The Officials' Dwellings

In the former astronomers' apartments, today researchers investigate stellar astrophysics and cosmic magnetic fields. They study physical processes in stars and the role of magnetic fields in various astronomical objects. Planets like the Earth usually have a magnetic field, as well as the Sun with its complex structure of magnetic fields. Galaxies like the Milky Way and presumably the entire cosmos are pervaded by magnetic fields. Up to now, there has been little research on the origin of these large-scale magnetic fields. The magnetic fields of the Sun generate sunspots; indirectly, they also cause the formation of aurorae in the Earth´s atmosphere. The Sun' s magnetic fields affect its outer layers, like the so-called corona. It is millions of degrees and without observational instruments is only visible during a solar eclipse.
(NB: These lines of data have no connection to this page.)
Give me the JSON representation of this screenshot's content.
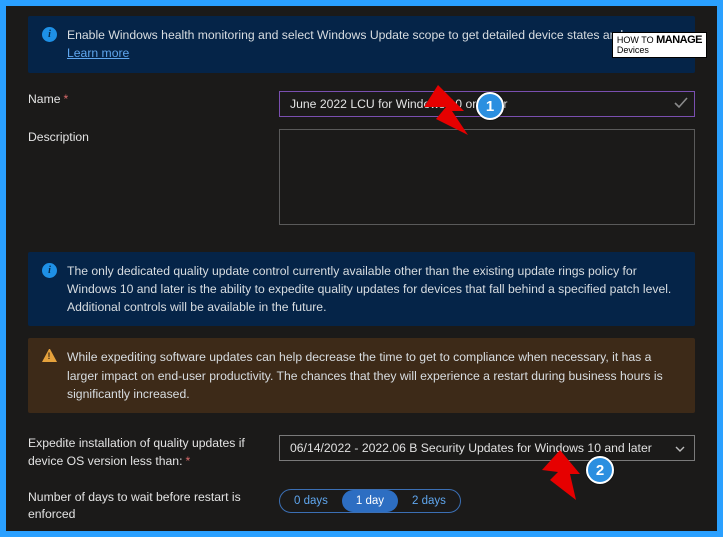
{
  "watermark": {
    "top": "HOW TO",
    "mid": "MANAGE",
    "bot": "Devices"
  },
  "info1": {
    "text": "Enable Windows health monitoring and select Windows Update scope to get detailed device states and errors.",
    "link": "Learn more"
  },
  "form": {
    "name_label": "Name",
    "name_value": "June 2022 LCU for Windows 10 or Later",
    "desc_label": "Description",
    "desc_value": ""
  },
  "info2": {
    "text": "The only dedicated quality update control currently available other than the existing update rings policy for Windows 10 and later is the ability to expedite quality updates for devices that fall behind a specified patch level. Additional controls will be available in the future."
  },
  "warn": {
    "text": "While expediting software updates can help decrease the time to get to compliance when necessary, it has a larger impact on end-user productivity. The chances that they will experience a restart during business hours is significantly increased."
  },
  "expedite": {
    "label": "Expedite installation of quality updates if device OS version less than:",
    "value": "06/14/2022 - 2022.06 B Security Updates for Windows 10 and later"
  },
  "wait": {
    "label": "Number of days to wait before restart is enforced",
    "options": [
      "0 days",
      "1 day",
      "2 days"
    ],
    "selected_index": 1
  },
  "callouts": {
    "one": "1",
    "two": "2"
  }
}
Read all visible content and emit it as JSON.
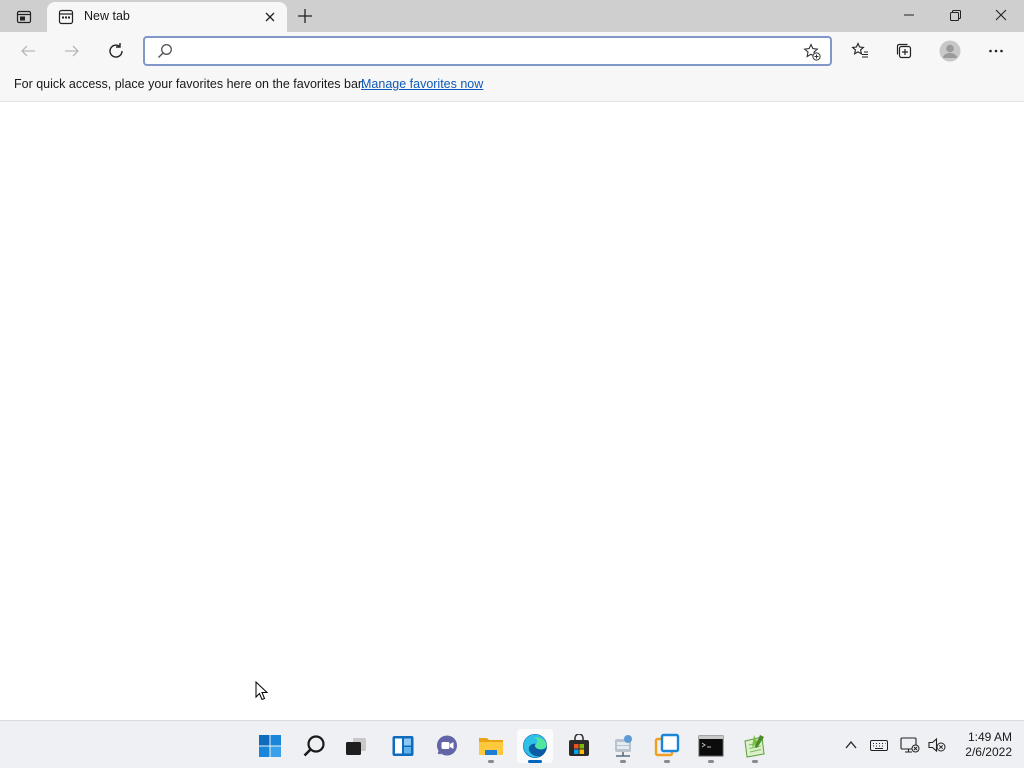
{
  "browser": {
    "tab": {
      "title": "New tab"
    },
    "address_bar": {
      "value": "",
      "placeholder": ""
    },
    "favorites_bar": {
      "message": "For quick access, place your favorites here on the favorites bar.",
      "link_label": "Manage favorites now"
    }
  },
  "taskbar": {
    "apps": [
      {
        "name": "Start",
        "icon": "windows-start-icon",
        "running": false
      },
      {
        "name": "Search",
        "icon": "search-icon",
        "running": false
      },
      {
        "name": "Task View",
        "icon": "task-view-icon",
        "running": false
      },
      {
        "name": "Widgets",
        "icon": "widgets-icon",
        "running": false
      },
      {
        "name": "Chat",
        "icon": "teams-chat-icon",
        "running": false
      },
      {
        "name": "File Explorer",
        "icon": "folder-icon",
        "running": true
      },
      {
        "name": "Microsoft Edge",
        "icon": "edge-icon",
        "running": true,
        "active": true
      },
      {
        "name": "Microsoft Store",
        "icon": "store-icon",
        "running": false
      },
      {
        "name": "Network drive",
        "icon": "network-drive-icon",
        "running": true
      },
      {
        "name": "Virtual machine",
        "icon": "vm-window-icon",
        "running": true
      },
      {
        "name": "Command Prompt",
        "icon": "terminal-icon",
        "running": true
      },
      {
        "name": "Notepad++",
        "icon": "notepad-plus-icon",
        "running": true
      }
    ],
    "clock": {
      "time": "1:49 AM",
      "date": "2/6/2022"
    }
  },
  "colors": {
    "accent": "#0067c0",
    "link": "#0f5ab8",
    "tab_strip": "#cfcfcf",
    "toolbar": "#f7f7f7"
  }
}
In comparison to other stars, our Sun is not very active. In particular, young stars are much more active and have much stronger magnetic fields. If the Sun' s magnetic fields were like those of young stars, the conditions for life on Earth would be much worse; higher forms of life would probably exist only in the seas.

 

Fig. 1: Time series of x-ray images of the solar corona taken every six months from 1991 to 1995 by the satellite Yohkoh. The x-ray brightness of the Sun in the first image is 100 times greater than in the final image.

 

Fig.2:  The Hamburg telescope TIGRE is a 1.2m reflector for observing stellar activity of stars. It is located at the Observatory La Luz of the University Guanajuato in Mexico. TIGRE works robotically, with the programming and monitoring being performed from Bergedorf.

 

 

Galaxies and magnetic fields as computer models

The dynamics of stars or entire galaxies are very complex. Many physical processes act on various temporal and spatial scales. In these processes, magnetic fields play a significant role, although this has not been extensively explored. To get an overall picture, astrophysicists in Hamburg design theoretical models of magnetic field distribution. In some cases, the creation of a model demands months of computing time with the most modern and powerful supercomputers.

These models enable large-scale simulations of magnetic fields in galaxies to be performed, allowing researchers to investigate the distribution of physical quantities such as the temperature, density or magnetisation. On smaller scales, these models help understand the effect of cosmic magnetic fields on the structure of molecular clouds – the cradle of stars.

 

 Fig. 1: Simulation of the magnetic fields in the disc of a galaxy without spiral arms. The shading illustrates the density of matter in the galaxy: the brighter a region, the more matter it contains. The blue lines and arrows show the direction of the magnetic fields.

 Fig. 2: Lateral view of the same simulation. The wide extension of the magnetic fields reaching out into the intergalactic space is remarkable.